Victor Hugo, Nuestra Señora de París, Madrid, Ediciones Cátedra, Colección Letras Universales, 1985, pág. 190-191.
Seleccionado por Paula Ginarte Pérez. Primero de Bachillerato, Curso 2015-2016.

Alicia en el País de las Maravillas, Lewis Carroll

V

EL CONSEJO DE UNA ORUGA



     La Oruga y Alicia se miraron durante un rato en silencio: por último, la Oruga se quitó el narguile de la boca, y le habló con voz lánguida y soñolienta.
     ¿Quién eres ? -dijo la Oruga.

     No era ésta una forma alentadora de iniciar una conversación.

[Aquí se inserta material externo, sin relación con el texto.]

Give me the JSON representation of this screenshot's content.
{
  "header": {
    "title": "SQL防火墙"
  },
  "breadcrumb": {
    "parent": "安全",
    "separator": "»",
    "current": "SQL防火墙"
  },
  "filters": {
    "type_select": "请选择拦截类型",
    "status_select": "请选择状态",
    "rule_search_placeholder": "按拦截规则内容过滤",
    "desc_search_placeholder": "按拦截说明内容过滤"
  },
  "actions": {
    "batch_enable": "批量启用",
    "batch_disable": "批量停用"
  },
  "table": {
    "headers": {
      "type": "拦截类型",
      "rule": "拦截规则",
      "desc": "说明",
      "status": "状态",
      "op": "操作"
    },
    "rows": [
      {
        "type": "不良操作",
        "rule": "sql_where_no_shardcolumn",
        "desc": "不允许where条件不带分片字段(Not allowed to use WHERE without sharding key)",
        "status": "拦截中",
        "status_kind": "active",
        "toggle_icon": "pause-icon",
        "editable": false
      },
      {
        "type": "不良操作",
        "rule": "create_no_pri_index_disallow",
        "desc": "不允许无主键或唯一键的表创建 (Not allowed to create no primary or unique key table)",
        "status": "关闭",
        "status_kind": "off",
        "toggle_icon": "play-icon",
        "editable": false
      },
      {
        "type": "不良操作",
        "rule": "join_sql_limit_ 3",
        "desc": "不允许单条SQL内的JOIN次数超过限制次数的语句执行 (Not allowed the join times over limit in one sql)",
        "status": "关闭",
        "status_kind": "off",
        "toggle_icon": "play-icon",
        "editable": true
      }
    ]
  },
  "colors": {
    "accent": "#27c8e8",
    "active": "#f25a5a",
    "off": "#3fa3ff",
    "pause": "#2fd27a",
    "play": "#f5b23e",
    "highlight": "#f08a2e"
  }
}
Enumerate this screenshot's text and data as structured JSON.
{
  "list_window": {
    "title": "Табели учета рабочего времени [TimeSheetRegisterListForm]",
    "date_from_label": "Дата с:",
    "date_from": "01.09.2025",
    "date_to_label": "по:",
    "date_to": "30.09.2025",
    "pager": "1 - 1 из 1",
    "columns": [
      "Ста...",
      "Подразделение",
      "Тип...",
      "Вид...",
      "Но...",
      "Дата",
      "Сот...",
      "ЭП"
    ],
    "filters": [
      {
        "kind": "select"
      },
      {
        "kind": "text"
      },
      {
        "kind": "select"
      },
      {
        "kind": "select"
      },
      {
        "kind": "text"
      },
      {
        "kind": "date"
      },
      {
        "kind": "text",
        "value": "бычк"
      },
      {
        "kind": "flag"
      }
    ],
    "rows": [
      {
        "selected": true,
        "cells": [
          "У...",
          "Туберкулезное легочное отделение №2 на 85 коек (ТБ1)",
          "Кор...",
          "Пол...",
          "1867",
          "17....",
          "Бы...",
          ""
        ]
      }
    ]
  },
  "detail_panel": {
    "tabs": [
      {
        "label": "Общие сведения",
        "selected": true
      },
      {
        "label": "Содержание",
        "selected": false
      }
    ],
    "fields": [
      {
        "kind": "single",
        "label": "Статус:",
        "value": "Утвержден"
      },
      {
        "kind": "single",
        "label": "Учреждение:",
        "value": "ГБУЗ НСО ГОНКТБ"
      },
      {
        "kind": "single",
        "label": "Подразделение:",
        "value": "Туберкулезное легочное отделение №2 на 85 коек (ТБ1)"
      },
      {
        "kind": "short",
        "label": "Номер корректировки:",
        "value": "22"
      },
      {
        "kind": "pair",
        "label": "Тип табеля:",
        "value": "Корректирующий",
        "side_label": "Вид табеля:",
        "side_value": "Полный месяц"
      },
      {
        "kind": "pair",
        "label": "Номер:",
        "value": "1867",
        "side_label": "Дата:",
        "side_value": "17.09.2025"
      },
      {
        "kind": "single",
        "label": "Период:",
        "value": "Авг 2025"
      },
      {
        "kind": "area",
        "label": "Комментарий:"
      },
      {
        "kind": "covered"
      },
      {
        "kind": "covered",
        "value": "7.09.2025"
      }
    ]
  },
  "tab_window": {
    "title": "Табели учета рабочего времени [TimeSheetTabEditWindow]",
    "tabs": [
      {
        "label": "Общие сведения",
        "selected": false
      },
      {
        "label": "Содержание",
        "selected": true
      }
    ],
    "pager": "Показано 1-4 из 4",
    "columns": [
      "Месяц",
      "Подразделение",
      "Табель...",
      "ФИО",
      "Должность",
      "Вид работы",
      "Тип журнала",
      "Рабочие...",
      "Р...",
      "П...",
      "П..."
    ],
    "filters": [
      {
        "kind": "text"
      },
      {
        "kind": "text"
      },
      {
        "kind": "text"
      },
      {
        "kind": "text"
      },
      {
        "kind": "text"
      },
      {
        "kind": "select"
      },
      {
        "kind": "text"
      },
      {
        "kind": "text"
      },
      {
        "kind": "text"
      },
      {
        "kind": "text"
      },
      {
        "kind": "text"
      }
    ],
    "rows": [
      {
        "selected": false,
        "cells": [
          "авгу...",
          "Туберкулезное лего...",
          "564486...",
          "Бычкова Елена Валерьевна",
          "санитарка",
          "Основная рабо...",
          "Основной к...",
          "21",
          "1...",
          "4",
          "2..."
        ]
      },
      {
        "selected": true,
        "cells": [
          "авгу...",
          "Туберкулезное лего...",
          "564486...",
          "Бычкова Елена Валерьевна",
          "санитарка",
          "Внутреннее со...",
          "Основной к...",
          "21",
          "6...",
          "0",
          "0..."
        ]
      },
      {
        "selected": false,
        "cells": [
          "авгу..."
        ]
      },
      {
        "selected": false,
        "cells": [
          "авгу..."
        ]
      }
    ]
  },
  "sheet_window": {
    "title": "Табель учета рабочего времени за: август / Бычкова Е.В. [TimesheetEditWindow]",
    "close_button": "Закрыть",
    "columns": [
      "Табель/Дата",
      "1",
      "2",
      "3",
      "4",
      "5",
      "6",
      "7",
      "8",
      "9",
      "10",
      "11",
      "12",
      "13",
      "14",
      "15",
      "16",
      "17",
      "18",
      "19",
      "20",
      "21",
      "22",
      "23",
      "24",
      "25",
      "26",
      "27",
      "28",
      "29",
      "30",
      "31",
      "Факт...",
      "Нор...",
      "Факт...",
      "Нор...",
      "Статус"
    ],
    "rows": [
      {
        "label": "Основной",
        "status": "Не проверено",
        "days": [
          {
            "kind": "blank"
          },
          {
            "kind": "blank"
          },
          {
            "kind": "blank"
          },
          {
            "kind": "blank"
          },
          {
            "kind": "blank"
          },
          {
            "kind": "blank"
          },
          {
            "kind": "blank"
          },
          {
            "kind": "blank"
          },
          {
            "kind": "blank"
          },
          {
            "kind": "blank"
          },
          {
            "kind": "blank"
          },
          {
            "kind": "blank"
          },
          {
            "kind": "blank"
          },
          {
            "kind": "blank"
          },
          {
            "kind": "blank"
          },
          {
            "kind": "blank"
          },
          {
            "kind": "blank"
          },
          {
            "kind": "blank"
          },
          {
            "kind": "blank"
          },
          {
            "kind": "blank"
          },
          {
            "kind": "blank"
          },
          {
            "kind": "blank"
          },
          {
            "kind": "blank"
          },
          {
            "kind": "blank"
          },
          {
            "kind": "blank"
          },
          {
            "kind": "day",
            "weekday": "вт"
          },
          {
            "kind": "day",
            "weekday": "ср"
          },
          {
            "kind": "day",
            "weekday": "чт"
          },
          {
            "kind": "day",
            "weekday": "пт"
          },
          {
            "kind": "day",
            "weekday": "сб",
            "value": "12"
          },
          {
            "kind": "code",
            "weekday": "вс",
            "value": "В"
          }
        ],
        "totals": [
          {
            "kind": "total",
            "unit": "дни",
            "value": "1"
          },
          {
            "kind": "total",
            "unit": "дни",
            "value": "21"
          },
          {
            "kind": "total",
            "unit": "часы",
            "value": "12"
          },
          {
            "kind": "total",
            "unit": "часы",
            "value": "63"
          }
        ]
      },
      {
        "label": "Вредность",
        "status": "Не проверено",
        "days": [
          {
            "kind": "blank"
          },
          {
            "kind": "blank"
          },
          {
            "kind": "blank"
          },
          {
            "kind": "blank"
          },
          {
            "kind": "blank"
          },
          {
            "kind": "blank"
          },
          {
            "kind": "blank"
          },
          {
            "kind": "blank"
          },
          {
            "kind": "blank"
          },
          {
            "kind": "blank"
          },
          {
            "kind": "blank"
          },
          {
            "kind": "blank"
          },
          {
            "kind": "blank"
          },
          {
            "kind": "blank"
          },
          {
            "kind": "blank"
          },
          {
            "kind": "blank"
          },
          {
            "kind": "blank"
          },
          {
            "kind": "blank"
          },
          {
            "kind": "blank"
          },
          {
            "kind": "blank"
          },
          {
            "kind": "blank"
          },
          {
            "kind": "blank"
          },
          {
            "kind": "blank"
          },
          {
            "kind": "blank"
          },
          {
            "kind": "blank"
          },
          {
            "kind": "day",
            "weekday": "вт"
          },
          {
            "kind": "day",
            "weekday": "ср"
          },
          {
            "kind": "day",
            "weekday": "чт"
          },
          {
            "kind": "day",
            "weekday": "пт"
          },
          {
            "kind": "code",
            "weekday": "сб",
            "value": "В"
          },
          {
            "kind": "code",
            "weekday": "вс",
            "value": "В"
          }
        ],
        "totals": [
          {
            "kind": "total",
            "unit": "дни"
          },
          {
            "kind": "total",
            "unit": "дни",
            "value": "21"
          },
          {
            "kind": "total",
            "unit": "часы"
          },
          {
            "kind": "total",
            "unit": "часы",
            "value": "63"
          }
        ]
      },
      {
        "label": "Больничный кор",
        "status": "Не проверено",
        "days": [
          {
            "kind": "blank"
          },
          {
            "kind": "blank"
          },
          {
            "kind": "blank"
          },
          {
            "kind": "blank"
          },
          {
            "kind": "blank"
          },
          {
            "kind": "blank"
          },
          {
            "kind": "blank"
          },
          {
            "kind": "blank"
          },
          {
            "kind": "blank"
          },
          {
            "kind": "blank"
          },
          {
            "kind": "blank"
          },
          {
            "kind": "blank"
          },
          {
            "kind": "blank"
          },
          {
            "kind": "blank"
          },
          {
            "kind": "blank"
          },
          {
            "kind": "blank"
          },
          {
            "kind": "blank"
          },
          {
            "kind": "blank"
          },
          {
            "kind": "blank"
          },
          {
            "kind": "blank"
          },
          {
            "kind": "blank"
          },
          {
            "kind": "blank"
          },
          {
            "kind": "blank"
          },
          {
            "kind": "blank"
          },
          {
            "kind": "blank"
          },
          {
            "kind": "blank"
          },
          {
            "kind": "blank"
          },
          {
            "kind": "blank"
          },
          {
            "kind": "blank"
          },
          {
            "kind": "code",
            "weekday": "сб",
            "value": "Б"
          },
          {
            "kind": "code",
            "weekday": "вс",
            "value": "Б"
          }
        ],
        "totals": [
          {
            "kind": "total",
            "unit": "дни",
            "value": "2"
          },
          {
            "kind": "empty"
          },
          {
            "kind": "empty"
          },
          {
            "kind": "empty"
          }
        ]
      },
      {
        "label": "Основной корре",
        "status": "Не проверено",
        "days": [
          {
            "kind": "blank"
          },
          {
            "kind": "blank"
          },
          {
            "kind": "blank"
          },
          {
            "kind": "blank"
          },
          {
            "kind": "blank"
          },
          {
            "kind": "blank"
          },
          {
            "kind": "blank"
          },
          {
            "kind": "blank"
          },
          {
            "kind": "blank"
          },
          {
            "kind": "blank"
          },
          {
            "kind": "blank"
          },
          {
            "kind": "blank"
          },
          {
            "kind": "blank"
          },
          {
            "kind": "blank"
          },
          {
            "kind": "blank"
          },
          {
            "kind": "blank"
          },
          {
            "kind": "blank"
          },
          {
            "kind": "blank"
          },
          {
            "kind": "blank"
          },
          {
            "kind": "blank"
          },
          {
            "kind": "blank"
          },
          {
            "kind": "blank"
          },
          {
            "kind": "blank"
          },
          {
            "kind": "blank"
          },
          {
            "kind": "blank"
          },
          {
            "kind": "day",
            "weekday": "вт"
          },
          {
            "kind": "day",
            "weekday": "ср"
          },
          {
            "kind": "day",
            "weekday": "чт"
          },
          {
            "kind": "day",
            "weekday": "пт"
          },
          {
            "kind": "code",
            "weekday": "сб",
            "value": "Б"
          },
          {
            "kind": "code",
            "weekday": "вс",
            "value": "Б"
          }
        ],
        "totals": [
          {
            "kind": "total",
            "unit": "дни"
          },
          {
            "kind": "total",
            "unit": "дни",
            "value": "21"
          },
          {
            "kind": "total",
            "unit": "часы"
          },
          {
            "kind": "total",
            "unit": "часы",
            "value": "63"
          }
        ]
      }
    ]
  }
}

Alicia replicó con cierta timidez: «Pues... pues creo que en este momento no lo sé, señora...sí sé quién era cuando me levanté esta mañana; pero he debido de cambiar varias veces desde entonces».

     ¿Qué quieres decir? -dijo la Oruga con severidad-. ¡Explícate!
     Me temo que no me puedo explicar, señora -dijo Alicia-; porque, como ve, no soy yo misma.
     Pues no lo veo -dijo la Oruga.
     Me temo que no se lo puedo explicar con más claridad -replicó Alicia muy cortésmente-; porque para empezar, yo misma no consigo entenderlo; y el cambiar de tamaño tantas veces en un día es muy desconcertante.
    No lo es -dijo la Oruga.
    Bueno, quizás no lo encuentre usted desconcertante -dijo Alicia-; pero cuando se convierta en crisálida, como le ocurrirá algún día, y después en mariposa, creo que le parecerá un poquito raro, ¿no?
    De ninguna manera -dijo la Oruga.
   Bueno, tal vez sus sensaciones sean diferentes -dijo Alicia-; lo que sí puedo decirle es que yo me sentiría muy rara.
    ¡Tú! -dijo la Oruga con desprecio -. ¿Quién eres ?
     Lo que les devolvió al principio de la conversación. Alicia se sintió un poco irritada ante los comentarios tan secos de la Oruga; así que se acercó y dijo muy seria:
    Creo que debería decirme quién es usted, primero.
    ¿Por qué? -dijo la Oruga.
     Ésta era otra pregunta desconcertante; y como a Alicia no se le ocurrió una buena razón, y la Oruga parecía estar de muy mal talante, dio media vuelta.


Lewis Carroll, Aventuras de Alicia en el País de las Maravillas, Yuncos (Toledo), Ediciones Akal, S.A.; Colección Akal Literaturas, 2005, pág. 131-132. 
Seleccionado por Paula Ginarte Pérez. Primero de Bachillerato, Curso 2015-2016.